There’s perhaps no greater example of Fortnite‘s marketing power than the case of Keanu Reeves and John Wick. One of Fortnite’s most popular early skins was a character called The Reaper who bore a striking resemblance to John Wick. The resemblance was so striking, in fact, that Reeves helped the team officially add John Wick to the game after he said kids were coming up to him in the street and calling him “Fortnite guy.” It’s another case of Fortnite not only being able to juggle the lead of a Rated R action movie as easily as The Avengers and soccer stars but the game’s ability to weirdly appropriate pieces of pop culture and recontextualize them for an entirely different (often younger) audience.
To the studio’s credit, Epic treats these special events as something truly special. Travis Scott didn’t just put on a concert, he became a towering behemoth that players orbited as he tore through time and space. Fortnite didn’t screen a scene from Star Wars: The Rise of Skywalker — Epic designed an elaborate sequence that concluded with the addition of lightsabers to the game.
And that’s where we find Fortnite at the end of 2020 as players finish their battle against Galactus (for now) and don skins from The Mandalorian. Epic has built a marketing platform that is so effective and in-tune with the digital age that it has inspired marketing analysts to study just how the studio did it. In those studies, you hear words like “freemium,” “engagement,” and “community.” Those elements are certainly part of Fortnite‘s success in this arena.
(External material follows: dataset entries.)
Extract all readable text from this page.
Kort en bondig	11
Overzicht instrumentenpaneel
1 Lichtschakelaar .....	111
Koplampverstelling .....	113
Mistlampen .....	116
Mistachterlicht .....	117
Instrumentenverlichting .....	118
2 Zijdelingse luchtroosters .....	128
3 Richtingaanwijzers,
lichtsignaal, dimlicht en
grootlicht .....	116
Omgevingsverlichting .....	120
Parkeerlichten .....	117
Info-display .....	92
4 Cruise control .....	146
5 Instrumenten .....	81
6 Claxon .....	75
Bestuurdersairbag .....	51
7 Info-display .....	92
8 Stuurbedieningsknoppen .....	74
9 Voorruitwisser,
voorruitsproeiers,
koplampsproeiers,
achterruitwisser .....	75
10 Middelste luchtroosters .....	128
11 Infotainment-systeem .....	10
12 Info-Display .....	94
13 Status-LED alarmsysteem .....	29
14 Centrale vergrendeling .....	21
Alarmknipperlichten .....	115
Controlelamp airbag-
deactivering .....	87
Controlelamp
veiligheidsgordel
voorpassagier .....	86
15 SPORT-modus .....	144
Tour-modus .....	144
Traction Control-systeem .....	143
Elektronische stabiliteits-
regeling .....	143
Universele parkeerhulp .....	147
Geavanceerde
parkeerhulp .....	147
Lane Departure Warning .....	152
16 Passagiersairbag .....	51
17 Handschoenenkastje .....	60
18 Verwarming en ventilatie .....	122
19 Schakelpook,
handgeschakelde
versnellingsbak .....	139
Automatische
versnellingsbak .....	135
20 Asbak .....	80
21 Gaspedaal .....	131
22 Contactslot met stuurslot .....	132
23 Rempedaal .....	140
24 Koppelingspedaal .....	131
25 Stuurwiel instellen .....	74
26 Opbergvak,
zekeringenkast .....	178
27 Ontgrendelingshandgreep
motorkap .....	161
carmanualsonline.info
Yet, when trying to wrap your head around just how Epic built the most effective billboard of the digital age, consider the possibility that Epic’s real accomplishment is making Fortnite a fun and wildly engaging game first before it tried to cash-in as a viral marketing tool for other brands. Brands wouldn’t be talking to Epic if Fortnite didn’t have such a strong foundation in the first place.
Fortnite: Battle Royale was built on the idea that Fortnite needed to adapt or die. It’s that philosophy that has allowed the game to become the kind of digital marketing platform that may never be replicated.